There are days when an undertow of emotion emerges out of nowhere to overwhelm the most ordinary of days. This is what happened to 'Tubby' Lard as he was making his way to the Weymouth House Technical School. (The curriculum of this school was so unrelentingly technical that "technically" there was doubt as to whether it was really a school at all.)
'Tubby' had given his usual 5A bus ride a miss in a bid to start improving his fitness. As he
walked down How Hill he drew in a deep breath and savoured the rich whiff of brewery yeast that lingers around the
My Full Moon before whistling a happy tune. It was not long before his cracking pace had taken him to the spooky grime-encrusted railway arch by the Lower Bristol Road. As he passed under it an unknown girl zoomed by on her bike and shouted: "Out of the way, you fat slob!"
"Sticks and stones may break my bones, but words will never hurt me!" This was a phrase which was often heard echoing around the prefab estate, and it was a phrase which carried little conviction. The words of the unknown girl hit 'Tubby' Lard with such a force that just a few months later 'Tubby' Lard could be called tubby no more. The malign jibe galvanised him out of his flabby "pile some more sugar on my
Weetabix' lethargy" and changed the direction of his life.
In fact if 'Tubby' had not been walking through the grime-encrusted railway arch at that very moment he might never have joined the (now legendary)
No Pain, No Gain! weightlifting Club, set up in the prefabs and his dreams of sporting success would have remained mere Walter Mitty phantoms of a flabby day-dreaming self.
As the jibe-hurling fast-projectile mounted girl sped by pedestrian 'Tubby' she felt over-whelmed by the high-fuelled energy of her life. "
My life is going great, so let's make it feel even better by mocking this fat peasant!" The fact that she was wearing a grammar school uniform added another grain of salt into 'Tubby' Lard's freshly-inflicted wound.
She (he mistakingly assumed) would be engrossed all day in studies of Renaissance art and literary criticism.
He would be spending the entire afternoon sawing and chiselling away in the classroom that had been converted from Twiverton's old prison in the company of the deranged sideburned-knuckle-duster wearing crypto-Teddy Boy woodwork teacher.
She was on course for life membership of the 'Nietzsche Society' (motto:
the more bile you puke out on weak types who do not bash you back the better you are going to feel.)
He had unwittingly co-opted himself into the 'Keep Your Head Down And Be Kind To Others Society' (motto:
prepare to get hammered into pulp).
She would be on a permanent high while
he would be on a hiding to nothing.
The intersection of two life-trajectories under the grime-encrusted railway arch - those of the jibe-hurling girl and the pedestrian 'Tubby' - poses the perennial
"Who Would You Rather Be?" question.
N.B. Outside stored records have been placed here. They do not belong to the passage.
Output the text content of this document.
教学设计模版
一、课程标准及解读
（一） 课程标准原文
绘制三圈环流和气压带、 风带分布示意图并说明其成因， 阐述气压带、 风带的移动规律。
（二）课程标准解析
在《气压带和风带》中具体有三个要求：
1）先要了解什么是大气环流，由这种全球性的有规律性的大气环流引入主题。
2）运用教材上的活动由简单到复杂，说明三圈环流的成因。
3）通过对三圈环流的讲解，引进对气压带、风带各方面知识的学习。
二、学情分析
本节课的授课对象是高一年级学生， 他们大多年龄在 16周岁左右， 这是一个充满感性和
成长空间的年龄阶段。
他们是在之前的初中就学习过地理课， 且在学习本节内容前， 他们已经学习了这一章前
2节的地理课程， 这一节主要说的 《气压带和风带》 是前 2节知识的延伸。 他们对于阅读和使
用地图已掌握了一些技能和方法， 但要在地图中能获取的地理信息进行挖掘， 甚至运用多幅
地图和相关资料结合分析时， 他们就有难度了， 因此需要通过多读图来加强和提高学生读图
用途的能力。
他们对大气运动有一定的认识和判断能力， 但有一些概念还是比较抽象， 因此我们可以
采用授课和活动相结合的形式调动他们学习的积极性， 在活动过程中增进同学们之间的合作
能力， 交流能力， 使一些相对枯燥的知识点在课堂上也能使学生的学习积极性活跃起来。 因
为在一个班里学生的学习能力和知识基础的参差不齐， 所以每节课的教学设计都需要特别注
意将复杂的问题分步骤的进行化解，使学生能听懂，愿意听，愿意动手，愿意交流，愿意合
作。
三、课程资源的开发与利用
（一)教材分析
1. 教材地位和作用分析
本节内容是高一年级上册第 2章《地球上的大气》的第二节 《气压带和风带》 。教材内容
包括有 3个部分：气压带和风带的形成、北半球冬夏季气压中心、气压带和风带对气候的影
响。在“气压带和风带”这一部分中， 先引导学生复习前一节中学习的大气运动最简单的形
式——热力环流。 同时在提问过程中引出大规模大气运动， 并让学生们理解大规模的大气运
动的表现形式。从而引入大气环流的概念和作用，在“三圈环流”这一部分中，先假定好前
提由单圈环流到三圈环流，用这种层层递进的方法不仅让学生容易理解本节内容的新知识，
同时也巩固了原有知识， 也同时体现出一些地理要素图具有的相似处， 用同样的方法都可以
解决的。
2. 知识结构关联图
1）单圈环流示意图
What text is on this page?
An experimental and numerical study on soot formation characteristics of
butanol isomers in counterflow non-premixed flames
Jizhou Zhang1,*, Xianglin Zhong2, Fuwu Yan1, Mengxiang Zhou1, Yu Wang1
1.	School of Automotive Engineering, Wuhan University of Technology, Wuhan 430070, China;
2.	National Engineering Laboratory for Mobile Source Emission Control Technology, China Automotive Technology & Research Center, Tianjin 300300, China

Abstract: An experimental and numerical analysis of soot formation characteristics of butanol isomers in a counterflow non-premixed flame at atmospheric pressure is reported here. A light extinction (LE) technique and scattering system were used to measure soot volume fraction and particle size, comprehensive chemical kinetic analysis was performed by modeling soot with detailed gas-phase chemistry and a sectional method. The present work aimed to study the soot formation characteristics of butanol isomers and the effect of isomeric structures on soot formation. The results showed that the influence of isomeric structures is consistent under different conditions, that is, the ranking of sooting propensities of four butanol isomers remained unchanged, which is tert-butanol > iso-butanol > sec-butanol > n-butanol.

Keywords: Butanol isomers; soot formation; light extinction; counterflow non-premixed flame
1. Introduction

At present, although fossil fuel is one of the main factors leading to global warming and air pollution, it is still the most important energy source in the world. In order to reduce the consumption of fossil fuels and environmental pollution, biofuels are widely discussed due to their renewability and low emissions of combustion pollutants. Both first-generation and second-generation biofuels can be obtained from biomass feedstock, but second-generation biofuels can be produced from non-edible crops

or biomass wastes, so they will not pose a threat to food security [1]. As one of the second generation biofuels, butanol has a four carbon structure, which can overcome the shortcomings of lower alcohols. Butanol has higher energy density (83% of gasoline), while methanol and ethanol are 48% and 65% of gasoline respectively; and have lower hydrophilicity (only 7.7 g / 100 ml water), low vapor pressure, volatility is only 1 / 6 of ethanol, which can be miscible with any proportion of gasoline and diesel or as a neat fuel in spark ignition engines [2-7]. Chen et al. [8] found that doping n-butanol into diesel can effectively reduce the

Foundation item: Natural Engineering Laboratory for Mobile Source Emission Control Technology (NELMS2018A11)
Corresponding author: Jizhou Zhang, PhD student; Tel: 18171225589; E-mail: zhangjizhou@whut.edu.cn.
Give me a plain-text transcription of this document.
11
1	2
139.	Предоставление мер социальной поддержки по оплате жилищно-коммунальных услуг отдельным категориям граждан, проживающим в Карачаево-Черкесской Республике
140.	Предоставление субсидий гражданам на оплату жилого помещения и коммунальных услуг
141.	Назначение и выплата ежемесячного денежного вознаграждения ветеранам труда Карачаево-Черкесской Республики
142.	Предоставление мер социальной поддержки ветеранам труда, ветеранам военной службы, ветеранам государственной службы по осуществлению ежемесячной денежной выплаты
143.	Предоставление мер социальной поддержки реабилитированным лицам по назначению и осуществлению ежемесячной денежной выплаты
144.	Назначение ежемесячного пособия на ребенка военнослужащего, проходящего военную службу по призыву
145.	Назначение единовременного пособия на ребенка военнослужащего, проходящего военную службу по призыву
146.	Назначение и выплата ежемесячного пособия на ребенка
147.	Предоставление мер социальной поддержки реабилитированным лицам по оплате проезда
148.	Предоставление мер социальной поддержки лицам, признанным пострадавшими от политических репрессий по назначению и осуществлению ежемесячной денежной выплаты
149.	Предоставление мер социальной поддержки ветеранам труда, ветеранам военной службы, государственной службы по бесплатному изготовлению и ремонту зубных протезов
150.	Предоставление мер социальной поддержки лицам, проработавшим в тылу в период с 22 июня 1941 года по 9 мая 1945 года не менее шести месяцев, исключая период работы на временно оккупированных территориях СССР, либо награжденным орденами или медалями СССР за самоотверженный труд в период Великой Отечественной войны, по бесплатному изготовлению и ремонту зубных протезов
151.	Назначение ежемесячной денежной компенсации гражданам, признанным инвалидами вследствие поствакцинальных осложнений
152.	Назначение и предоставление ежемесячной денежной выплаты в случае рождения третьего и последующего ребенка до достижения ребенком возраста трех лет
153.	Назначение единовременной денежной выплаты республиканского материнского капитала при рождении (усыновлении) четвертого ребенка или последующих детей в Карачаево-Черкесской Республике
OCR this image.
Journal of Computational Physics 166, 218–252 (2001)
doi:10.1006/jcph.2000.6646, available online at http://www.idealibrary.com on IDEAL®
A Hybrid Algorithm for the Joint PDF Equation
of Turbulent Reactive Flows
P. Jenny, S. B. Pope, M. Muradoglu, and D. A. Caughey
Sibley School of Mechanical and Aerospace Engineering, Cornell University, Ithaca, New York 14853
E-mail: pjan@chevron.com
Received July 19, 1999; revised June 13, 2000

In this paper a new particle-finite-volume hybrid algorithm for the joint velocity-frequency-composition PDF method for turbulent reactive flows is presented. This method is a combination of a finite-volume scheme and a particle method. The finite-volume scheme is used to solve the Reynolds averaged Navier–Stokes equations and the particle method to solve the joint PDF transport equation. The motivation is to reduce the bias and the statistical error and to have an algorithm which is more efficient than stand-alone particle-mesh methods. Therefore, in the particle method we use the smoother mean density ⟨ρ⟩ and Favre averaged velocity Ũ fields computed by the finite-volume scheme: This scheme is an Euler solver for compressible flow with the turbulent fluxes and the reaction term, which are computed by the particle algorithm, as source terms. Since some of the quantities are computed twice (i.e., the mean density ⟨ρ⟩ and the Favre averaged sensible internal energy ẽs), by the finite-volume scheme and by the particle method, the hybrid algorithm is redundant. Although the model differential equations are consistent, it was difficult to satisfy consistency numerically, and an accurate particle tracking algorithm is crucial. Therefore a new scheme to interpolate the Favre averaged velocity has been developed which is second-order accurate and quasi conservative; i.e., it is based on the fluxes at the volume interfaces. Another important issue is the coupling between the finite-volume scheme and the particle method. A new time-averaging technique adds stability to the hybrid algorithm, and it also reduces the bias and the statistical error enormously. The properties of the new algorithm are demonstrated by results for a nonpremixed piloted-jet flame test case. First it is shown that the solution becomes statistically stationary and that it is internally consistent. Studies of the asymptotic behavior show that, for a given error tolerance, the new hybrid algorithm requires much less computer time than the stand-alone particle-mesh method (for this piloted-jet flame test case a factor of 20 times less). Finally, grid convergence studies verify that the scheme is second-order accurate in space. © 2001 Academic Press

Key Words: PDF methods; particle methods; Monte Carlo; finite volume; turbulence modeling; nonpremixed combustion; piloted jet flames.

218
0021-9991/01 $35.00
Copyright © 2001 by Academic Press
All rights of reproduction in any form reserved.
Would
you prefer to be like the overweight pedestrian 'Tubby' - a slow-moving target for every passing chariot-racing Wagnerian spear-thrower - or the lithe lean-limbed fast-moving jibe-hurling girl who feels the exhileration of the wind racing through her hair as she dispenses cathartic verbal kicks to any plodding losers whose shadows light her way?
Years later 'Tubby' Lard would feel a strange debt of gratitude to the "fat slob!" yelling girl whose face he could never remember. He would find himself wondering whether she was still racing through life with that same turbo-fuelled spite-filled elan, or whether fate had tired of her egoism and inflicted some sobering reversal of fortune under her own grime-encrusted railway arch. When 'Tubby' Lard's photograph made the front page of the
Bath & Wilting he was shown holding the Somerset Weightlifting Trophy aloft. You could just about make out a
"my claws are no longer blunt" tattoo (a quote from Mr F. Nietzsche) on his muscle-bound chest. As that 1950s' philosopher Charles Atlas discovered, deep in the psyche of many world famous body builders is a seven stone weakling who had sand kicked in his face.
One of 'Tubby' Lard's many dreams is to have the following words engraved in silver lettering on
Twiverton's famous grime encrusted railway arch:
"Sweet are the uses of adversity,Which like the toad, ugly and venomous,Wears yet a precious jewel in his head."'As You Like It'Act 2 Scene 1.